La editorial escribe Jesús Olmos 

No debería ser tomado como una coincidencia que el día en el que las autoridades estatales presumen “la cifra más baja de incidencia delictiva de los últimos años”, reciban un mensaje de la delincuencia en una de las vialidades más concurridas de la zona metropolitana de Puebla.

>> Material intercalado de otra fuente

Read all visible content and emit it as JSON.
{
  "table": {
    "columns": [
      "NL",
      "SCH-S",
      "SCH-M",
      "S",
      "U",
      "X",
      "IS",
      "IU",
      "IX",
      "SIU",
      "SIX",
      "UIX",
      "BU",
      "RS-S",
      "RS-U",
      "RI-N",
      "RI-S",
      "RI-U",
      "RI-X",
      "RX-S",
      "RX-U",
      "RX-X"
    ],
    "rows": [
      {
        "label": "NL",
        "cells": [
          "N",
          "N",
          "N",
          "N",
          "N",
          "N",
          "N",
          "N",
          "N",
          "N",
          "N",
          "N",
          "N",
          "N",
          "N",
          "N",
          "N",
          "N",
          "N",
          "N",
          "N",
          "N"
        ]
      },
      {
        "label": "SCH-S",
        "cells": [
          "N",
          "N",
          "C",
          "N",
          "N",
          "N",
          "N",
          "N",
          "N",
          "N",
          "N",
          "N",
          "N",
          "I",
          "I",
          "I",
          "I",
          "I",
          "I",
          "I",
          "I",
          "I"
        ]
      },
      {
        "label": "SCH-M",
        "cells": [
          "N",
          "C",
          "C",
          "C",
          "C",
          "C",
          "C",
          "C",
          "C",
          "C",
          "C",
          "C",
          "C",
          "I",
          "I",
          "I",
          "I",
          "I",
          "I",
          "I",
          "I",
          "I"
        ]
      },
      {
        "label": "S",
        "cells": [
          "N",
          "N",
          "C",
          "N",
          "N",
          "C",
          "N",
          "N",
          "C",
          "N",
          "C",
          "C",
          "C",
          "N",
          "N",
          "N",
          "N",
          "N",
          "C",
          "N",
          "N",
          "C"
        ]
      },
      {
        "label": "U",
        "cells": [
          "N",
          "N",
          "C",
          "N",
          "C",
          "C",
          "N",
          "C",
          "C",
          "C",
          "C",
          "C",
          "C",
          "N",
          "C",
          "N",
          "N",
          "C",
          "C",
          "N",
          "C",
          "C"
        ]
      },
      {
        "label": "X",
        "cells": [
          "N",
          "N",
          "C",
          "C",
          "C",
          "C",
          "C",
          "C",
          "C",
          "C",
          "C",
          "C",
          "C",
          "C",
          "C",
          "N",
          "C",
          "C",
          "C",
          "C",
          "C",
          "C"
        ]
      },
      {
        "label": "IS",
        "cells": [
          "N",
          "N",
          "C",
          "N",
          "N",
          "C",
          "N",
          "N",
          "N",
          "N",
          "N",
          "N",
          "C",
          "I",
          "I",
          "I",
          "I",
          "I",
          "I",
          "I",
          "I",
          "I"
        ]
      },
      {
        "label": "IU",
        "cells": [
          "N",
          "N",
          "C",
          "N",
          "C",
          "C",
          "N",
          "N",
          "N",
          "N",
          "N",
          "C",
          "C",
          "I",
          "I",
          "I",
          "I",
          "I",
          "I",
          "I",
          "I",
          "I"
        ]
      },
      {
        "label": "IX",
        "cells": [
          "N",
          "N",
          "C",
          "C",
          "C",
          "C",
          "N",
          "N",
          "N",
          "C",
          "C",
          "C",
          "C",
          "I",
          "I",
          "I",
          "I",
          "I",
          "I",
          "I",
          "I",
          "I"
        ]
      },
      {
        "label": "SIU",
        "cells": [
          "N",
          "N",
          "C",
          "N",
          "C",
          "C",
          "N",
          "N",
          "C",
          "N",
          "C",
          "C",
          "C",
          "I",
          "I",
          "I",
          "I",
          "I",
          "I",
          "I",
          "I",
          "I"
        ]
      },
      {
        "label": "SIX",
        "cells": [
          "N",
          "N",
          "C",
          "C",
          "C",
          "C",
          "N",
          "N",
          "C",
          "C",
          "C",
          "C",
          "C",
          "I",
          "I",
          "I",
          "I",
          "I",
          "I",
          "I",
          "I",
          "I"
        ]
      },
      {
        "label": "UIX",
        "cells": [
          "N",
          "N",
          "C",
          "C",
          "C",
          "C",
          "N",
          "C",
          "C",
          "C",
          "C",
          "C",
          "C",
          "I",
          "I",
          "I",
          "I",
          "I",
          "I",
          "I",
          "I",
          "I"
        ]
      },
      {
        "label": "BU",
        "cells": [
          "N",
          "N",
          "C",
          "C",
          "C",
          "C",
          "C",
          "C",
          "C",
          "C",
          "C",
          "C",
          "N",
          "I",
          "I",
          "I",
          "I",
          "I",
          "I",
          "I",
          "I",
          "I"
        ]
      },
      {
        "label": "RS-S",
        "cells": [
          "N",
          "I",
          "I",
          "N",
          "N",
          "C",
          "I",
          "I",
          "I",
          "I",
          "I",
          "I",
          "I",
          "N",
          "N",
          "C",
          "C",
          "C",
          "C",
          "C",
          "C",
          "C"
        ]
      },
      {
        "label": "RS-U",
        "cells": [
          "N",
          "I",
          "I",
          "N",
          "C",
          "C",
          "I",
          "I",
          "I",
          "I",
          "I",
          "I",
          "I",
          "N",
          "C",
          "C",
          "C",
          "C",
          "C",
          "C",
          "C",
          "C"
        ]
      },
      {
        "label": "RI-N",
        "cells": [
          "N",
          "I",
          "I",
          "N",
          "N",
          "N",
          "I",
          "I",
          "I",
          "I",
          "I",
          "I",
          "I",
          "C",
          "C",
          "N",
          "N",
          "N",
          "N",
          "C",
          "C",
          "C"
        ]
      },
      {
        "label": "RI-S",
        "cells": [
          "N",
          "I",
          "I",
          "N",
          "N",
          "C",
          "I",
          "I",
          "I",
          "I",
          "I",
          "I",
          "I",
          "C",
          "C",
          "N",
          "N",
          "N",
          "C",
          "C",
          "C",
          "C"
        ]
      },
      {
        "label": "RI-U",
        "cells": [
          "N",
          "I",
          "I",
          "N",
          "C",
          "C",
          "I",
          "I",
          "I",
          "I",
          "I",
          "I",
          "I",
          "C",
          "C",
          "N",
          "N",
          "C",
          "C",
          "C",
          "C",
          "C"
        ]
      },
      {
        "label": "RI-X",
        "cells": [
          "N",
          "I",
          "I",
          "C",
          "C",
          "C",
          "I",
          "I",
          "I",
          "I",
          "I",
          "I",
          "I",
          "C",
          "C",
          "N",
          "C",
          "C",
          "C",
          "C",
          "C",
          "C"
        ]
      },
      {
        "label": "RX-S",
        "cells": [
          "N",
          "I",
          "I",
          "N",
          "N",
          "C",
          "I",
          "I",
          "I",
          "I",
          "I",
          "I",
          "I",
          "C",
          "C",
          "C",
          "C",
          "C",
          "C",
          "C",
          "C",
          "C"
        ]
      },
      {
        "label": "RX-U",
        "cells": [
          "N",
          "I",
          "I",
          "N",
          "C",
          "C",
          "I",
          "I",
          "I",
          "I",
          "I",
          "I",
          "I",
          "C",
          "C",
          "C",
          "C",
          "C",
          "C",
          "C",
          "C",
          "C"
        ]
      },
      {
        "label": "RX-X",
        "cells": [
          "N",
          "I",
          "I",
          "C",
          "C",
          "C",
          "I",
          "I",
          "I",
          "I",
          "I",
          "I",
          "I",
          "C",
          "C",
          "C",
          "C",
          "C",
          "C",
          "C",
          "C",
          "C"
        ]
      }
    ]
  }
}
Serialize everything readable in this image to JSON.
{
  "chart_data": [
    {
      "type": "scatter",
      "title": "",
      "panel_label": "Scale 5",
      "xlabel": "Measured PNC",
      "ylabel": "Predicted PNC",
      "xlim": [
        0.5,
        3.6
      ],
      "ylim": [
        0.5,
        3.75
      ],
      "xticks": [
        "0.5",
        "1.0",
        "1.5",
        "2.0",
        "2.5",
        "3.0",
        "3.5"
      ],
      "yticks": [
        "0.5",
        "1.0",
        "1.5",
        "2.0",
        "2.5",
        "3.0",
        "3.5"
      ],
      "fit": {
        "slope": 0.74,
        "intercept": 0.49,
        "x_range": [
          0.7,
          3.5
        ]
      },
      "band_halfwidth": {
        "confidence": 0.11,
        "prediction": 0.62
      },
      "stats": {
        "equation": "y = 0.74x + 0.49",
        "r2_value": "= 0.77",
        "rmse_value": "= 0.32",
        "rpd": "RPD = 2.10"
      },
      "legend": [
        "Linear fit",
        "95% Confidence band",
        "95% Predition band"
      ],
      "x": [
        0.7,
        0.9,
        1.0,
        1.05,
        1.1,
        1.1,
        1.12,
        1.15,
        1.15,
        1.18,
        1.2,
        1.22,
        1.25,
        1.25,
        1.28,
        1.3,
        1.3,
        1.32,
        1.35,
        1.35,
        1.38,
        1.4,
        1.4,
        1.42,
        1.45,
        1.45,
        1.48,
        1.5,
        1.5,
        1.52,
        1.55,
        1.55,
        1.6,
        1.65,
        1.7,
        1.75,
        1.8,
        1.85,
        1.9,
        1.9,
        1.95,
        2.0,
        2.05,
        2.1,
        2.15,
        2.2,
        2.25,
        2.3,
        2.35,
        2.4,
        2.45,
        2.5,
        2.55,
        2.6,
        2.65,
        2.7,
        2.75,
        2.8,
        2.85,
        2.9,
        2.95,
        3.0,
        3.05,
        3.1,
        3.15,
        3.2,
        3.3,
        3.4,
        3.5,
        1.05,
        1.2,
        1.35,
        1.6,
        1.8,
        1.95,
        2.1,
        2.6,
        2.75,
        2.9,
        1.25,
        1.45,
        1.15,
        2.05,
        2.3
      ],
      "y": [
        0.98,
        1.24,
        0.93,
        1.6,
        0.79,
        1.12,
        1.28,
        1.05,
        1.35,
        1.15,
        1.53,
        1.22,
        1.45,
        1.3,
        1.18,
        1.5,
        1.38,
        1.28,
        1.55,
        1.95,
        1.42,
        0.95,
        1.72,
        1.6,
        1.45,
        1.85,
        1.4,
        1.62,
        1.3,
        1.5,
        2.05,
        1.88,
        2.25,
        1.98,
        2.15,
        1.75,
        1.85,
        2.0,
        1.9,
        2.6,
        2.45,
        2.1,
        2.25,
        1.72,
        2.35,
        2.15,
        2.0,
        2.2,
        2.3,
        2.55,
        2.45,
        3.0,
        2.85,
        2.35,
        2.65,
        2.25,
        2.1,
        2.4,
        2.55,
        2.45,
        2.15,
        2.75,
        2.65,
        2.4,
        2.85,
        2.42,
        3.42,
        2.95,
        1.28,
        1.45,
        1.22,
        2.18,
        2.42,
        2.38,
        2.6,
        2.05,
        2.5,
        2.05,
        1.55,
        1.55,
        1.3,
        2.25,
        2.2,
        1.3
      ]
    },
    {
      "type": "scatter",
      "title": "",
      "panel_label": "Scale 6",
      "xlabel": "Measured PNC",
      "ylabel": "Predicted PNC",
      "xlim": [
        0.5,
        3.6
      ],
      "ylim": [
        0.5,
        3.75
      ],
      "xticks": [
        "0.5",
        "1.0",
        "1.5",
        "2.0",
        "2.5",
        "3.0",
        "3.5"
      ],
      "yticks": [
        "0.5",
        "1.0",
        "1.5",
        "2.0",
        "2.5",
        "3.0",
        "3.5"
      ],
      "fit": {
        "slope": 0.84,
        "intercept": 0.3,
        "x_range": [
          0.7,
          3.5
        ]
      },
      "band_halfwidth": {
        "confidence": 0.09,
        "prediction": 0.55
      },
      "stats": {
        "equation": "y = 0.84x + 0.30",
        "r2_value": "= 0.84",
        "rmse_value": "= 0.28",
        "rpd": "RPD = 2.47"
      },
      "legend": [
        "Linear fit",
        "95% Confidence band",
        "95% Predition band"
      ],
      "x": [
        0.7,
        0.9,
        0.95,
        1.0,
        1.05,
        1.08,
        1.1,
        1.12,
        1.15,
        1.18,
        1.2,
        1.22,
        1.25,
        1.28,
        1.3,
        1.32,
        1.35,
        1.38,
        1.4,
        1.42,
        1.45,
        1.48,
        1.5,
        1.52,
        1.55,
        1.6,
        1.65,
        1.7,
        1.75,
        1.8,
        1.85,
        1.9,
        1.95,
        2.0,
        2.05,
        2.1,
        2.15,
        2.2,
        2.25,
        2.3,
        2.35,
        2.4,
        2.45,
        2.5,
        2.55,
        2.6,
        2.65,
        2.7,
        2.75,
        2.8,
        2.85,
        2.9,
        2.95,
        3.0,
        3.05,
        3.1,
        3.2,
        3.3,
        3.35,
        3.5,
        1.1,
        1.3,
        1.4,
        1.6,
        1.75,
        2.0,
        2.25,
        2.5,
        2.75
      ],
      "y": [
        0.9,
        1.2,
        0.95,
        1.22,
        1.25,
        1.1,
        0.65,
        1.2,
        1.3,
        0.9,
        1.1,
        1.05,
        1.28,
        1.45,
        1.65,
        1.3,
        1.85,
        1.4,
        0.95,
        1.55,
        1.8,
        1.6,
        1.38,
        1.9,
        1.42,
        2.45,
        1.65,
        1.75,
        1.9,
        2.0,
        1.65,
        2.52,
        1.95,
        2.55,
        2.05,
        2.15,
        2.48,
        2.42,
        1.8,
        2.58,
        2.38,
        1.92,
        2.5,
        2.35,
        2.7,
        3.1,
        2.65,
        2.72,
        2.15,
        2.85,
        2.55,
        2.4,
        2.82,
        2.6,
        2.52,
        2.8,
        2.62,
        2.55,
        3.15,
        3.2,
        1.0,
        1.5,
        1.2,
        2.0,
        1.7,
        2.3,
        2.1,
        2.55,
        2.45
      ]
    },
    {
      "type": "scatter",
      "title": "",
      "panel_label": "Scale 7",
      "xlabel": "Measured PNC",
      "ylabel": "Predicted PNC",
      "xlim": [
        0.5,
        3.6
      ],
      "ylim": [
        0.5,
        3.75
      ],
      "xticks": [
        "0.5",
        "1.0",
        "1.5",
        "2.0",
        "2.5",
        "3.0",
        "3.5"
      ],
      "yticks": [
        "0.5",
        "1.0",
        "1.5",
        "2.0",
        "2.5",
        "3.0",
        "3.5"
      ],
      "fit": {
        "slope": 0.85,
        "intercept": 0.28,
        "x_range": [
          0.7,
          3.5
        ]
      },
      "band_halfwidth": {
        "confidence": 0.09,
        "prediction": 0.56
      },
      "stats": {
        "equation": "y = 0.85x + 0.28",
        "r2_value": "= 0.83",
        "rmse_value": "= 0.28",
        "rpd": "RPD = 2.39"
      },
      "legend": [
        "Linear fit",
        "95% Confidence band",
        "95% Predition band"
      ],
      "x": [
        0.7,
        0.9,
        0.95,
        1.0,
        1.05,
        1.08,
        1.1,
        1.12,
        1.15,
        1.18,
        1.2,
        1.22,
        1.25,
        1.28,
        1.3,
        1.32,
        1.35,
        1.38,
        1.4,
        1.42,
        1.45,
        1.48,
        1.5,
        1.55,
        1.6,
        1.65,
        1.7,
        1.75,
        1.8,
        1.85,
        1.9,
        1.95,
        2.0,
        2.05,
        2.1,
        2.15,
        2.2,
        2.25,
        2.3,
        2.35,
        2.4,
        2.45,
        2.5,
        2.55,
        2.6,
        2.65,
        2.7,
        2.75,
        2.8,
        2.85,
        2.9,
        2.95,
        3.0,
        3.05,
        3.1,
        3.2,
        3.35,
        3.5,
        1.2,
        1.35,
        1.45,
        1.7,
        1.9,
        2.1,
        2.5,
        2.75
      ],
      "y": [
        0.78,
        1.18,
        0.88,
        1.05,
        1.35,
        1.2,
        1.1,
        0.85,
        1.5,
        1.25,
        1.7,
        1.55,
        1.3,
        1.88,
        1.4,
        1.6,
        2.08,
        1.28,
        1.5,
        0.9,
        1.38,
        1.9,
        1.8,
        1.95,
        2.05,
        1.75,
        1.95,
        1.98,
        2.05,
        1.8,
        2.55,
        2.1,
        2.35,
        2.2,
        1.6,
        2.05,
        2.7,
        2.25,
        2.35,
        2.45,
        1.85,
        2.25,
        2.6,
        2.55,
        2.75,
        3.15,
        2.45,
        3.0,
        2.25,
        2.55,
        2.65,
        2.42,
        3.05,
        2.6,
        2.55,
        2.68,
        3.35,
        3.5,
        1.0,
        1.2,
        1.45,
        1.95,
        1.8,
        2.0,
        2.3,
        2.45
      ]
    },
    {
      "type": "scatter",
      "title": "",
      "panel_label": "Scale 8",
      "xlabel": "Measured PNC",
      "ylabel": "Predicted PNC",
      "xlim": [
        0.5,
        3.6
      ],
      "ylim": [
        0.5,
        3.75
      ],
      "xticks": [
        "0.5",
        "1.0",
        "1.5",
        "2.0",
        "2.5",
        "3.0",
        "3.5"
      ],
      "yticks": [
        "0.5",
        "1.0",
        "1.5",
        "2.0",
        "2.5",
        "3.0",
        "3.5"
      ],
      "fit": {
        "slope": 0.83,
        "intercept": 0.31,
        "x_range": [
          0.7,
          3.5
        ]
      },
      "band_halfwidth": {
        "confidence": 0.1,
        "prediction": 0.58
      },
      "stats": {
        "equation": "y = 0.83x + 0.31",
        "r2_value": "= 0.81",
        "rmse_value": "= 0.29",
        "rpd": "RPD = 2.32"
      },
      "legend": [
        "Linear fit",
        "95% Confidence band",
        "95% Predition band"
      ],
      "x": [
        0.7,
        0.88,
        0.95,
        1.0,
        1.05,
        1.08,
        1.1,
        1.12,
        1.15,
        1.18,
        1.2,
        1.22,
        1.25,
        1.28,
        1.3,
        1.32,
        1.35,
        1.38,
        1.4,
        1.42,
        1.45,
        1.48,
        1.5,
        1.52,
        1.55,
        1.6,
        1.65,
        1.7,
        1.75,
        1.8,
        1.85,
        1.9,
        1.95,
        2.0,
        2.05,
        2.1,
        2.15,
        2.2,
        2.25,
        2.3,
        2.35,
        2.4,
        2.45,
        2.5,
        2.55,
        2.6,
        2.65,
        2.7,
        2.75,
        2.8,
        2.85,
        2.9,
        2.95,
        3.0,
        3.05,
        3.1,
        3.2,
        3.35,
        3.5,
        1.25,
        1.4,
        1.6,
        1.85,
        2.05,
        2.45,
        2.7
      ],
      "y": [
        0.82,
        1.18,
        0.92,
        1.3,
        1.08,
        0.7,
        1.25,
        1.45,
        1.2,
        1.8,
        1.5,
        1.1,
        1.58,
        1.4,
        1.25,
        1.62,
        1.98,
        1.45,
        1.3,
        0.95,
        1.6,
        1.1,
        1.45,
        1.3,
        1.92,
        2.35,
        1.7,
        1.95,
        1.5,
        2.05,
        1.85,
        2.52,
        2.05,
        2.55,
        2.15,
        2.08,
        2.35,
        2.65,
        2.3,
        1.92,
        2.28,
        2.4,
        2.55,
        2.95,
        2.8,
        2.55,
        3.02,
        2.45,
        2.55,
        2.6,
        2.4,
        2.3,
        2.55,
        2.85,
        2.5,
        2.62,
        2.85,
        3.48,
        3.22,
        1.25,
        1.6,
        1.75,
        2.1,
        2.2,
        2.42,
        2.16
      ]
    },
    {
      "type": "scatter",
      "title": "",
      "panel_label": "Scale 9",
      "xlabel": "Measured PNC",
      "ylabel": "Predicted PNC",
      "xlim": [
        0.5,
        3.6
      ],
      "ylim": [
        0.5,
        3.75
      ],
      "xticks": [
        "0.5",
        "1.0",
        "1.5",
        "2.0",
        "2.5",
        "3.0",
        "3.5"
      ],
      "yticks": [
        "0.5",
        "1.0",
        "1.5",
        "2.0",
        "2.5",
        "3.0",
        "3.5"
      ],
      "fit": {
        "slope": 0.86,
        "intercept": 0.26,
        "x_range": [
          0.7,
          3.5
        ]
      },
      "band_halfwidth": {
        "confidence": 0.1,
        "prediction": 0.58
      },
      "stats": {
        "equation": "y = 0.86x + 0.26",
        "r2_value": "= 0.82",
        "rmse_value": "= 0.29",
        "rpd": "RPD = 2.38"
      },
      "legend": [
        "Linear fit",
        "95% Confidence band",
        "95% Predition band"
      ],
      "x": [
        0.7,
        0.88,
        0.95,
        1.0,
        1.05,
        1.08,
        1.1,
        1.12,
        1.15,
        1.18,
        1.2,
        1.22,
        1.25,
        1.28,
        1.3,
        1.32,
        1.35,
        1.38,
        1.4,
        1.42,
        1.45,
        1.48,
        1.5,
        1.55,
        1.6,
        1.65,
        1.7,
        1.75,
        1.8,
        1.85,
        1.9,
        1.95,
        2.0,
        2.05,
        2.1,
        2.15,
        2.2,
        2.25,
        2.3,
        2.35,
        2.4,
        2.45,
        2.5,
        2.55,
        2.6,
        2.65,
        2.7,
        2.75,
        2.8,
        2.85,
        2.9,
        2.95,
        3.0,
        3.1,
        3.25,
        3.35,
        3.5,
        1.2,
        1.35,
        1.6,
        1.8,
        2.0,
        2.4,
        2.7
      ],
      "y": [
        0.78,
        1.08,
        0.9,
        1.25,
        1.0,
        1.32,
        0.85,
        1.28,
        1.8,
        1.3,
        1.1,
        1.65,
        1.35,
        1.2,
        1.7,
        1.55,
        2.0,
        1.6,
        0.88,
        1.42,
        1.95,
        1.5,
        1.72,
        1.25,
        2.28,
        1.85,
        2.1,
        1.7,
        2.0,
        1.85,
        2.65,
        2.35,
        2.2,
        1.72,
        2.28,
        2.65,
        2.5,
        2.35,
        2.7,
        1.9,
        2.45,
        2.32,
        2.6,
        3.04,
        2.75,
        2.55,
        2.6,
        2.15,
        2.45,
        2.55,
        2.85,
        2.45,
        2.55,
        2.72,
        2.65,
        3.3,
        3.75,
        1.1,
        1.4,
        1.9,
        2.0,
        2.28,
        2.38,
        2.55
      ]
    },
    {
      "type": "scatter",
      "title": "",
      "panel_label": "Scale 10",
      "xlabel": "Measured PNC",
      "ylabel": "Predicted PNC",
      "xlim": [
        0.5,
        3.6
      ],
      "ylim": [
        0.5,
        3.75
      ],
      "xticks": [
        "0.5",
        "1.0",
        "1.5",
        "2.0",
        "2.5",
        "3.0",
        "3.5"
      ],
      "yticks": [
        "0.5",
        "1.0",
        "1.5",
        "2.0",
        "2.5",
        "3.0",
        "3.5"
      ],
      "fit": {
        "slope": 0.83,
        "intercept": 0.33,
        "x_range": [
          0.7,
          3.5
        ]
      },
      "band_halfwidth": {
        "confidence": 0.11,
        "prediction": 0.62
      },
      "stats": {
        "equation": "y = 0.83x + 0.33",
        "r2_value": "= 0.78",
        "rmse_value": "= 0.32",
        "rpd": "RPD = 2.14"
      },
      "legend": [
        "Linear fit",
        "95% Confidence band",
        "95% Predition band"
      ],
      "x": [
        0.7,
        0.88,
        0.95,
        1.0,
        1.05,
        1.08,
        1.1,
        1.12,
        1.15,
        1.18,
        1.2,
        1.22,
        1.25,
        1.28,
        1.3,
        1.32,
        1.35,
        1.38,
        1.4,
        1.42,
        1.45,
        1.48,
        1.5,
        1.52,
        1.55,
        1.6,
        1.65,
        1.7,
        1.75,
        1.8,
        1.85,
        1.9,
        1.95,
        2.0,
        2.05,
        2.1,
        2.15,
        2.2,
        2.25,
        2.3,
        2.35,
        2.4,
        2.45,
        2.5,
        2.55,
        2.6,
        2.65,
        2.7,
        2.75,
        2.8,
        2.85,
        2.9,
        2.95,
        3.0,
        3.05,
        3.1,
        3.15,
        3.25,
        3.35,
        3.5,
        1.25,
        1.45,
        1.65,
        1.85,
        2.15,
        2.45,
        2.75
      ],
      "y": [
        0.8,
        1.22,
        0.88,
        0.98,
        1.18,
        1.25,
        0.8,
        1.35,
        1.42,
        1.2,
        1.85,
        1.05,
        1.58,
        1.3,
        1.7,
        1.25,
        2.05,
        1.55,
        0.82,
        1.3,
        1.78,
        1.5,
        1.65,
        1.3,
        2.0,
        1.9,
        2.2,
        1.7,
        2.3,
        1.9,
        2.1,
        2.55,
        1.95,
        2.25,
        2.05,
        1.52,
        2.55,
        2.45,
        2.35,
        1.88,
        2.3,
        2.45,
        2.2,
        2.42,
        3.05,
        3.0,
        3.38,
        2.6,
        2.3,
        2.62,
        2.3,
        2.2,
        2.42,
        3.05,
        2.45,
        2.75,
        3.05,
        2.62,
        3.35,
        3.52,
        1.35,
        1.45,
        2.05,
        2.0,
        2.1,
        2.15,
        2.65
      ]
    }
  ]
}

Y es que, como ha ocurrido con otros hechos delictivos ligados a eventos como la Feria de Puebla o el lanzamiento de una plataforma de seguridad, en esta ocasión todo indica una respuesta delincuencial a los datos que serían mostrados.

No hablamos de una delincuencia simple y común que da la batalla por la plaza a otro grupo, sino de una que tendría acceso a avisos y agenda para planificar sus golpes.

Algo parecido ocurrió con el asesinato de los dos funcionarios de la Jefa de Gobierno de la Ciudad de México, Clara Brugada, cuando el hecho fue cometido en martes y se planeó para suceder en martes dos semanas antes, como respuesta a los datos y cifras presentados por el secretario de Seguridad y Protección Ciudadana, Omar García Harfuch, en la mañanera presidencial.